Open lbeurerkellner opened 1 year ago
Hi Luca, Is there someone allotted to this? If not, I would like to take this up.
I am utilizing this repo in a project of ours, I would like to contribute.
Thanks for offering help.
I likely won't get to this in the next few weeks, so any help would be greatly appreciated. For reference, the implementation should end up being very similar to https://github.com/eth-sri/lmql/blob/main/src/lmql/runtime/tokenizers/hf_tokenizer.py. Also, for constraining, you need to make sure https://github.com/eth-sri/lmql/blob/main/src/lmql/runtime/tokenizer.py#L321 get_vocab
here can obtain the full mapping of subtoken strings to input IDs.
Let me know if you need any other pointers.
@lbeurerkellner Thanks for the starter information! I will go through those and reply here if I need any help.
Wanted to give an update. Took me quite some time but I successfully understood the issue. The fix will come shortly.
Awesome, looking forward to it. Feel free to reach out with any questions :)
Hi Luca, I ran into an issue while developing the new tokenizer class.
The VocabularyMatcher class tries to get the encoding for " ". Llama tokenizers are based on sentencepiece, " " is not tokenized in this method. Currently investigating what VocabularyMatcher does and possibly extending it to make it compatible with sentencepiece
It would be helpful to have some context around VocabularyMatcher.
Great to hear about progress here. You can have a look at https://github.com/eth-sri/lmql/blob/main/src/lmql/runtime/tokenizers/hf_tokenizer.py#L122.
In short, VocabularyMatcher needs space and newline to dissect the vocabulary for partial matches. The implementation above is for the HF Llama tokenizer, so I expect hard-coding values for space and NL like there, should do the trick.

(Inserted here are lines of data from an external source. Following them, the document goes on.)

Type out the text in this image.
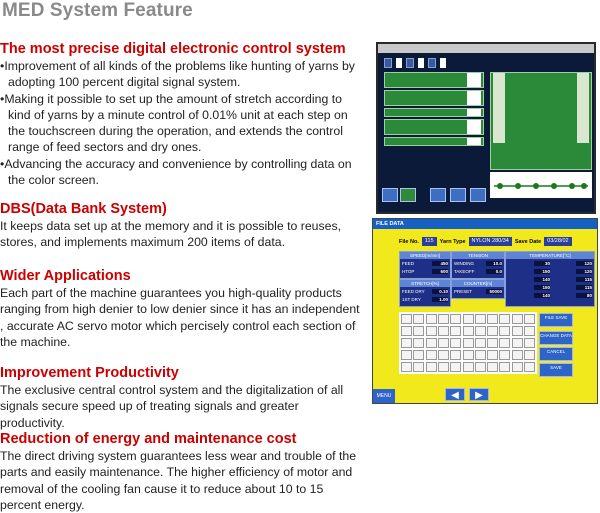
MED System Feature
The most precise digital electronic control system
• Improvement of all kinds of the problems like hunting of yarns by adopting 100 percent digital signal system.
• Making it possible to set up the amount of stretch according to kind of yarns by a minute control of 0.01% unit at each step on the touchscreen during the operation, and extends the control range of feed sectors and dry ones.
• Advancing the accuracy and convenience by controlling data on the color screen.
DBS(Data Bank System)

It keeps data set up at the memory and it is possible to reuses, stores, and implements maximum 200 items of data.

Wider Applications

Each part of the machine guarantees you high-quality products ranging from high denier to low denier since it has an independent , accurate AC servo motor which percisely control each section of the machine.

Improvement Productivity

The exclusive central control system and the digitalization of all signals secure speed up of treating signals and greater productivity.

Reduction of energy and maintenance cost

The direct driving system guarantees less wear and trouble of the parts and easily maintenance. The higher efficiency of motor and removal of the cooling fan cause it to reduce about 10 to 15 percent energy.

FILE DATA
File No.	115	Yarn Type	NYLON 280/34	Save Date	03/28/02
SPEED[m/min]
FEED	450
HTOP	600
TENSION
WINDING	10.0
TAKEOFF	0.0
STRETCH[%]
FEED DRY	0.10
1ST DRY	1.00
COUNTER[m]
PRESET	50000
TEMPERATURE[°C]
30	120
150	120
140	115
150	115
140	80
FILE SAVE
CHANGE DATA
CANCEL
SAVE
MENU	◀	▶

Your fix seems to work. Thanks! I will complete the implementation and run some local instances.
Updated the PR - https://github.com/eth-sri/lmql/pull/208. It introduces a new tokenizer class - LlamaCPPTokenizer which uses sentencepiece.
Tested it with open_llama_3b local tokenizer model and hugging face tokenizer danielhanchen/open_llama_3b, outputs match.
For pure llama.cpp operation of LMQL, we should support the tokenizer that ships with llama.cpp, avoiding the need to install 'transformers' just for tokenisation.